The Well of Acceptance

She stood next to the well, barefoot, and uncertain of her future. As she contemplated her next move, she played with the torn hem of her garment. It served merely as a distraction from the fact that she was alone, abandoned because she had made – naturally – mistake after mistake. 

The men had entered her life like a revolving door. One after another, they came and went faster than she could even recognize. Eventually, each scenario had become a blur of bronzed and pastel faces. How could she forgive herself for the shame she had brought to herself, her family, and her community? How was she supposed to pick up and carry on when all that was left of her had been sacrificed to the second husband? (Or was it the first?) 

Lost in her thoughts, she recognizes that she has accomplished her goal: avoiding the townspeople. More than anything, though, she wishes that she did not have to arbitrarily sneak like a vulture under night’s cloak. It’s almost like she can hear their thoughts, read their minds. 

She wishes she could walk freely among the people of her home, but instead, here she was, wandering the backroads and wallowing in her misfortune. She was an outcast among the rest. 

Suddenly, her melancholy trance is broken as she looks up to see the face of an unfamiliar man, who seems to be a Jew. As a Samaritan, it is not customary for them to speak. Yet, he speaks to her. 

The simple act of being spoken to almost takes her breath away. It had been so long since she had been spoken to casually that she had nearly forgotten how to speak. But, little did she know that this was no casual conversation. She was, in fact, speaking with the Messiah, Jesus himself. 


The “woman at the well” is regarded as a prodigal figure in scripture, one of the few that Jesus briefly encounters that has a prolific impact on a commoner’s perspective of God. And while she was not bestowed with a name, she has forever impacted the way that we look at theology. 
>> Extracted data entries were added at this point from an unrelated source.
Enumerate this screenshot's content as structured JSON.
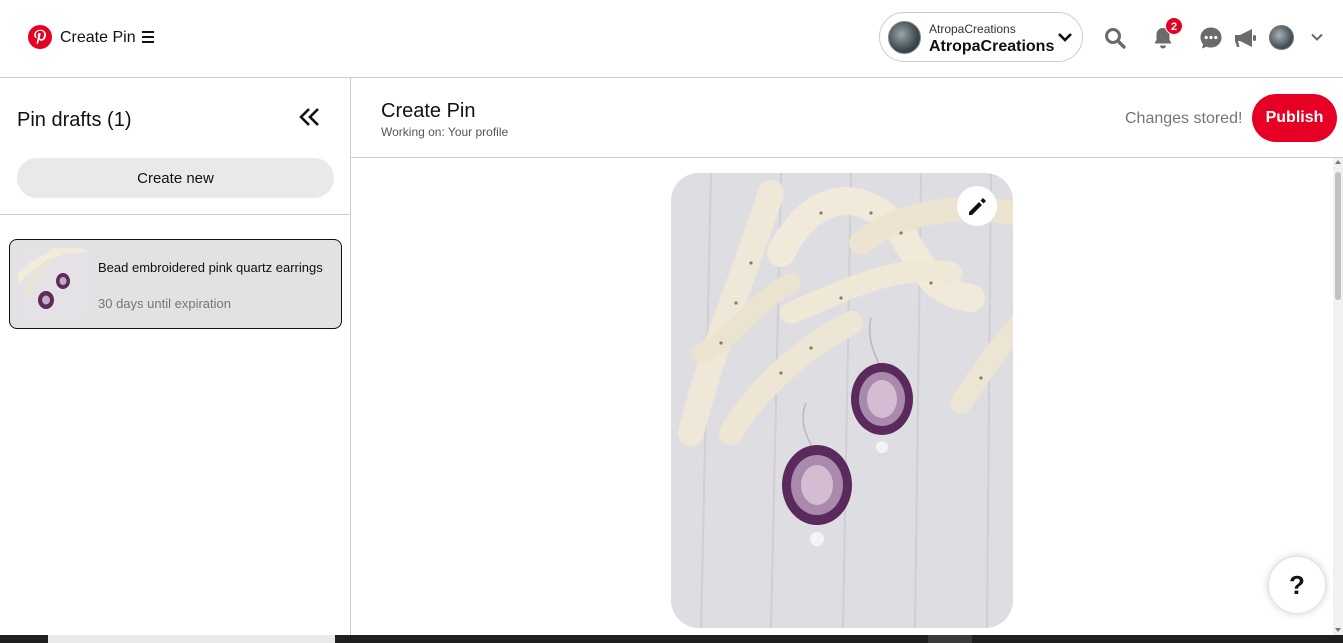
{
  "header": {
    "title": "Create Pin",
    "account_switcher": {
      "small_name": "AtropaCreations",
      "name": "AtropaCreations"
    },
    "notification_count": "2",
    "icons": [
      "pinterest-logo",
      "menu-icon",
      "search-icon",
      "bell-icon",
      "chat-icon",
      "megaphone-icon",
      "user-avatar",
      "chevron-down-icon"
    ]
  },
  "sidebar": {
    "title": "Pin drafts",
    "count": "(1)",
    "create_new_label": "Create new",
    "drafts": [
      {
        "title": "Bead embroidered pink quartz earrings",
        "expiration": "30 days until expiration"
      }
    ]
  },
  "main": {
    "title": "Create Pin",
    "working_on": "Working on: Your profile",
    "status": "Changes stored!",
    "publish_label": "Publish"
  },
  "help": {
    "label": "?"
  },
  "colors": {
    "brand_red": "#e60023",
    "selected_draft_bg": "#e2e2e2",
    "button_gray": "#e9e9e9"
  }
}
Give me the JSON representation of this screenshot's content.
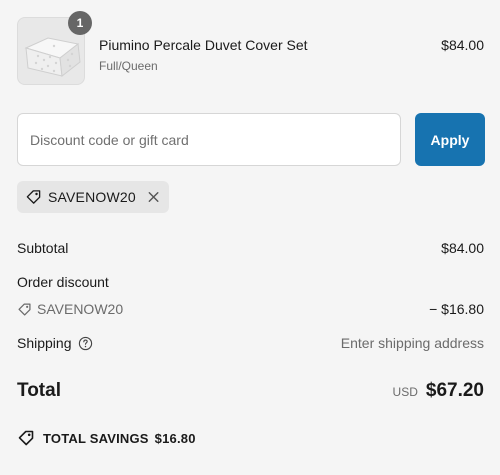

Her story teaches us so much more than simply believing in God’s grace and compassion. Perhaps the most important lesson is that our sins do not faze God, as demonstrated by Jesus’ behavior towards the Samaritan woman. He stood with an outcast, defying the social norm and expectations. In turn, she acted upon her curiosity for his behavior, leading to the life-changing moment when she realized she was speaking with the Messiah. She, an “outcast,” engaging with the one true son of God. . He stood with an outcast, defying the social norm and expectations. In turn, she acted upon her curiosity for his behavior, leading to the life-changing moment when she realized she was speaking with the Messiah. She, an “outcast,” engaging with the one, true son of God. 

Because of this, she, too, defied the odds. But, this causes for a time of reflection. Before meeting Jesus as she stood at the well, was she wallowing in her misfortune by loitering there? Or, was she simply reacting the way many of us do to feelings of being an outcast, being rejected by our peers, and processing our traumatic pasts? 

2,000 years later and we still find ourselves standing at the well, playing with the torn hem of our dresses as we attempt to forget the mistakes that have branded our history. Yet, when push comes to shove, we have to realize that our sins do not define who we are. The mistakes we’ve made, the regrets we hold, and the feeble thoughts that hold us back are only temporary. While it is our job to repent for our sins and seek forgiveness, we should seek comfort knowing that we have already been forgiven. No one is too out of reach for God; no one is abandoned; no one is forgotten. He will not throw us aside as an outcast because of what we have done so long as we believe in Him.  


The story of the woman at the well has perpetuated into the membrane of almost every tumultuous situation I have encountered throughout my life. As I have experienced grief, pain, regret, remorse, and shame for more reasons than one, she pops into the forefront of my brain as a reminder that I have nothing to be ashamed of. Because I have faith and trust in God, I know that no matter how low I feel or how misshapen my plan becomes, there is purpose in what I am doing. 


Six months ago, I would have been terrified to write this, let alone publish it for the world to read. However, I promised myself that 2022 would be an intentional year – one filled with actions that have thought behind them, not just passion projects that stem from a long history of attempting to fill a void that can never be filled. 

Therefore, this year I am choosing to be unapologetically fulfilled by God’s plan and purpose for my life. I am letting the story of the Samaritan woman remind me to live a life full of redemption, love, and most of all – acceptance.